Public accommodation laws are not about beliefs they are about equal treatment of the public in businesses open to the public.
And they can believe whatever the fuck they want what they can't do is violate the law with no consequences. The whole baking a cake for certain people is a sin thing is the purest most unadulterated bullshit I have ever seen outside of a political campaign
Hey I can believe that I should only do business with blondes with blue eyes and big tits but that doesn't mean I am justified in declining service to everyone else
In that they are forcing through government power private individuals to do things they do not want to do because other private individuals want them to do it, they very much touch on any number of rights held by private individuals. I have a right to choose not to associate with other people; they do NOT have a right to force others to associate with them. Because of this, public accommodation laws, in and of themselves, violate the Constitution. It is one thing to say that
public sector entities, such as government agencies, must service everyone. It is entirely another to say that private sector entities must do so.
Furthermore, to say, "They can believe what they want; they just can't practice it" is to say "They cannot believe it". A major problem with left-think on this subject is that it conflates "belief" with "thought", and assumes that one's beliefs are merely thoughts in one's head, divorced from one's actions. The exact opposite is the truth: one's beliefs are NOT what one thinks, or even what one says. What a person DOES is the truest measure of what he believes, particularly when circumstances are most difficult.
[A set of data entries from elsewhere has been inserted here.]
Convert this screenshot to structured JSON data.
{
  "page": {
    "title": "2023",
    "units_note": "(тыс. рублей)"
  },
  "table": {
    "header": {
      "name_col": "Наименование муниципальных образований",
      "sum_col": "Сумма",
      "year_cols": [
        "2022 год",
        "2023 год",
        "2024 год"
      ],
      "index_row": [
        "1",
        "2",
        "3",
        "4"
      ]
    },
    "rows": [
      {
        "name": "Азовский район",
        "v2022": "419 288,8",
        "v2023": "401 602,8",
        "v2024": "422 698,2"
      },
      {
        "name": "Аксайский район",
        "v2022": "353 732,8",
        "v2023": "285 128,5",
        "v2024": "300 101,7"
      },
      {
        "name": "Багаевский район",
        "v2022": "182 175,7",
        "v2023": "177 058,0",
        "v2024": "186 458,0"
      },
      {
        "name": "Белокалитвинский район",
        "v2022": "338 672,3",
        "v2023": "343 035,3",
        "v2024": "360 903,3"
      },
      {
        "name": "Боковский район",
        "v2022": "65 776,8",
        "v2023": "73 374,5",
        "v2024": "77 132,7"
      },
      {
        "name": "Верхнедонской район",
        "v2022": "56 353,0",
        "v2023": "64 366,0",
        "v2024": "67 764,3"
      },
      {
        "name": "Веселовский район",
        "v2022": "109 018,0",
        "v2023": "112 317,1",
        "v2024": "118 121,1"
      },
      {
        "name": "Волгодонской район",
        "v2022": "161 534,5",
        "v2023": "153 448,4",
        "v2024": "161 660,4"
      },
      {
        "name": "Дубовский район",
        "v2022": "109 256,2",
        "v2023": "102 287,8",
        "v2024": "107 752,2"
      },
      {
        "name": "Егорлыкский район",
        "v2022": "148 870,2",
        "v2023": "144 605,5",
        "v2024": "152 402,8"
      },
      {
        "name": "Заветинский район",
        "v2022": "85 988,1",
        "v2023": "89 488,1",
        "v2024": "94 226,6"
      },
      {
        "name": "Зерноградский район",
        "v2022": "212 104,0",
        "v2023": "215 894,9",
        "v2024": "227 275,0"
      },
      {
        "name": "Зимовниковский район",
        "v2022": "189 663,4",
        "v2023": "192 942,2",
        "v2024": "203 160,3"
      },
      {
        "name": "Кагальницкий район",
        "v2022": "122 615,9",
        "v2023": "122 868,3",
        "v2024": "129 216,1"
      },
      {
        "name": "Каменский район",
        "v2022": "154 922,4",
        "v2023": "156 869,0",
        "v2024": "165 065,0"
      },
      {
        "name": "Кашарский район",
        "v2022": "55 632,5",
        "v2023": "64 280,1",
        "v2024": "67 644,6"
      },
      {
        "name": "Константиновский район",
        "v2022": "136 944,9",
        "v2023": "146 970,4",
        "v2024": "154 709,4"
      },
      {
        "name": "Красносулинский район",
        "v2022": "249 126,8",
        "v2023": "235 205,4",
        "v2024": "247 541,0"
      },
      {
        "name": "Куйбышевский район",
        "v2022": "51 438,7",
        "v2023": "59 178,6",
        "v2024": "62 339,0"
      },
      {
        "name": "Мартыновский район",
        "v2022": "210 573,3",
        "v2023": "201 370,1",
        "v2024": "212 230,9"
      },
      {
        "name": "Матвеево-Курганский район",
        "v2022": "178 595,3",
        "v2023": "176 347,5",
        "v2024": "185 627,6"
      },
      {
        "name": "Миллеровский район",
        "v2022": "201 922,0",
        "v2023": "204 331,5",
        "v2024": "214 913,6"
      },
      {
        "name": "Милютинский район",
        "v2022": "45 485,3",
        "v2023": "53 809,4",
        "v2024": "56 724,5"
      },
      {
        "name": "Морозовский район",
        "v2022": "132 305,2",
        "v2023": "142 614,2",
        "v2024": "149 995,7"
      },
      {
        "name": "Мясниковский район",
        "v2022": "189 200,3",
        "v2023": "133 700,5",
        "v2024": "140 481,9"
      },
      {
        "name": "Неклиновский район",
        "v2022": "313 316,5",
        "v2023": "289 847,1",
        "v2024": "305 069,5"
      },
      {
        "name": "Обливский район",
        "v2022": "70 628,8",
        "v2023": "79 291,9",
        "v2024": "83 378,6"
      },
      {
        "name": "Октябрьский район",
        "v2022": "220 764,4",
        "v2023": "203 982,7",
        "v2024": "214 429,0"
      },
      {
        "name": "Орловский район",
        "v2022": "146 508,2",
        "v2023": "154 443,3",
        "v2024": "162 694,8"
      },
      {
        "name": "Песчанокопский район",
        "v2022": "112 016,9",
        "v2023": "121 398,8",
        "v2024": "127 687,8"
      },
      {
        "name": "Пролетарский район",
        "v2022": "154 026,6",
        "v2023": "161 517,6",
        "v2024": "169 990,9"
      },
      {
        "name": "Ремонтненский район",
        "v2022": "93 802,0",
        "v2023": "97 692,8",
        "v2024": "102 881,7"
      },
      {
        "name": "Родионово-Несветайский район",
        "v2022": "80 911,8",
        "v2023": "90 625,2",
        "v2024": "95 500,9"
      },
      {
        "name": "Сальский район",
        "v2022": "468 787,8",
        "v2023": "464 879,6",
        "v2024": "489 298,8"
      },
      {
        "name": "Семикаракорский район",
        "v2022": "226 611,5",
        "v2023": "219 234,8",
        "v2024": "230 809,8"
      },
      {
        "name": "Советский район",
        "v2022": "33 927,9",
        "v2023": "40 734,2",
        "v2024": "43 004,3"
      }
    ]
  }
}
The First Amendment recognizes this by guaranteeing not only "freedom of religion" but also "the free exercise thereof".
You are still arrogating to yourself the right to approve the beliefs of others. You are saying, "They have the right to believe what they want, so long as it is acceptable to most people." The First Amendment doesn't exist to protect belief that is generally acceptable to society at large; if it's acceptable to most people, it doesn't NEED protection, because it won't be attacked. The First Amendment exists precisely to protect belief that most people find repugnant.
And yeah, I actually think you should be free to restrict your business only to well-endowed blondes, if that's what you want to do. Of course, I also think you should be free to avail yourself of bankruptcy court when your business closes two months later. What I DON'T think is that you should be legally required to pretend that you like skinny brunettes if you don't choose to.